Reporting on a spike in crime without including long-term crime trends or demographic data is contextually misleading.

7. Fact vs Opinion

Are facts clearly separated from editorializing?

This dimension assesses whether the article distinguishes between factual claims and interpretation or opinion. It tracks the presence of unsupported assertions, vague sourcing, or opinion stated as fact.

  • Objective journalism attributes opinion and separates it from reportage.
  • Biased writing blurs the line, subtly or overtly inserting the author's judgment into reported facts.

Example:

"The decision sparked justified outrage" is an opinion disguised as fact.

8. Loaded Language

Are words used to evoke emotion rather than inform?

Loaded language looks at whether emotionally charged or provocative words are used to sway perception. This includes verbs like "slam," "explode," "betray," or adjectives like "radical," "desperate," "shocking."

  • Neutral reporting favors precise, unemotional language.
  • Biased writing leverages language to provoke reactions.

Example:

"The senator wrangled her colleagues into submission" uses dramatic, combative phrasing instead of simply "persuaded" or "secured votes."

9. Headline vs Body

Does the headline truthfully reflect the article's content?
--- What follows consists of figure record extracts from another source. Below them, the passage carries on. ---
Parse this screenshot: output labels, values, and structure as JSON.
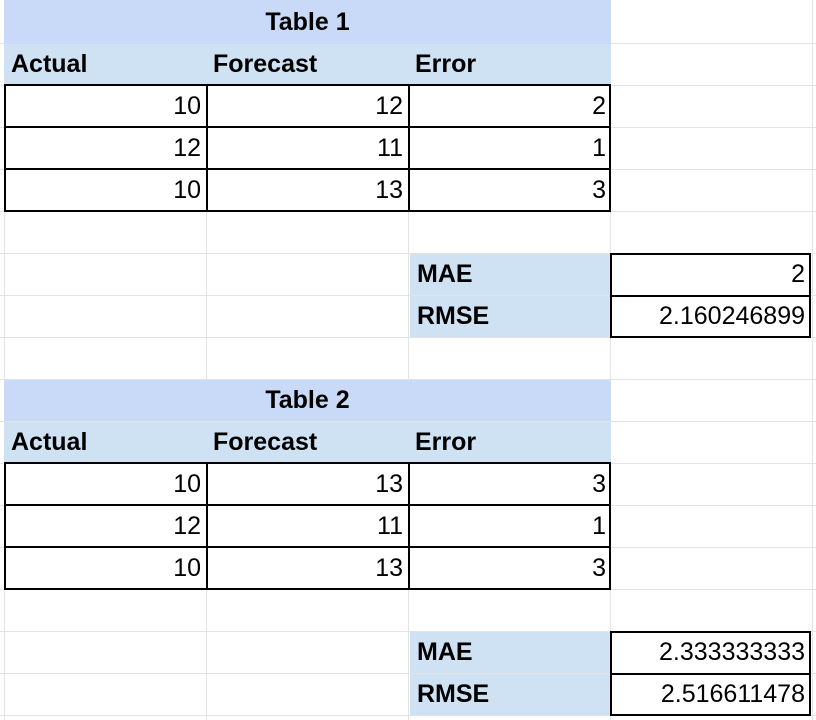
{
  "table1": {
    "title": "Table 1",
    "headers": [
      "Actual",
      "Forecast",
      "Error"
    ],
    "rows": [
      [
        "10",
        "12",
        "2"
      ],
      [
        "12",
        "11",
        "1"
      ],
      [
        "10",
        "13",
        "3"
      ]
    ],
    "metrics": [
      {
        "label": "MAE",
        "value": "2"
      },
      {
        "label": "RMSE",
        "value": "2.160246899"
      }
    ]
  },
  "table2": {
    "title": "Table 2",
    "headers": [
      "Actual",
      "Forecast",
      "Error"
    ],
    "rows": [
      [
        "10",
        "13",
        "3"
      ],
      [
        "12",
        "11",
        "1"
      ],
      [
        "10",
        "13",
        "3"
      ]
    ],
    "metrics": [
      {
        "label": "MAE",
        "value": "2.333333333"
      },
      {
        "label": "RMSE",
        "value": "2.516611478"
      }
    ]
  },
  "colors": {
    "title_fill": "#c9daf8",
    "header_fill": "#cfe2f3",
    "gridline": "#e2e3e3"
  }
}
This checks for alignment between the headline and the article body. Misleading or exaggerated headlines are a primary source of reader misinterpretation, especially in social feeds.

  • Objective headlines are proportional and accurate.
  • Biased or clickbait headlines may exaggerate, mislead, or contradict the content they introduce.

Example:

A headline saying "Mayor implicated in scandal" that reveals in paragraph 8 that the mayor had no direct involvement is highly misleading.

Summary

Each of these dimensions reflects a layer of how modern journalism can unintentionally — or intentionally — shape perception. Taken together, they provide a rigorous lens through which to evaluate whether an article informs the reader… or persuades them.

But Aren't LLMs Biased Too?

Yes — large language models (LLMs) are trained on vast internet data and may inherit certain patterns or ideological tendencies. But those tendencies do not determine the output of Newspeak's scoring system.

Why? Because we don't ask the model to improvise or opine. We ask it to apply a fixed editorial rubric — defined by us — to detect specific structural signals in the text:

  • Is framing present?
  • Are facts omitted?
  • Is the tone neutral?
  • Do headlines match body copy?

These aren't political questions. They're structural ones. Each score must be supported by a clear, natural-language justification. And those justifications are:

  • Auditable
  • Comparable across models and temperatures
  • Repeat-tested for consistency and drift

Newspeak doesn't rely on the model's worldview. It uses the model's linguistic intelligence to detect how the article steers the reader. In this role, the LLM functions more like a bias microscope — not a writer.

We validate this rigorously: testing across models, temperatures, and multiple replications. If the model fails to behave consistently, we don't use it.

Bottom line: Our scoring doesn't ask what the model thinks. It asks what the article does.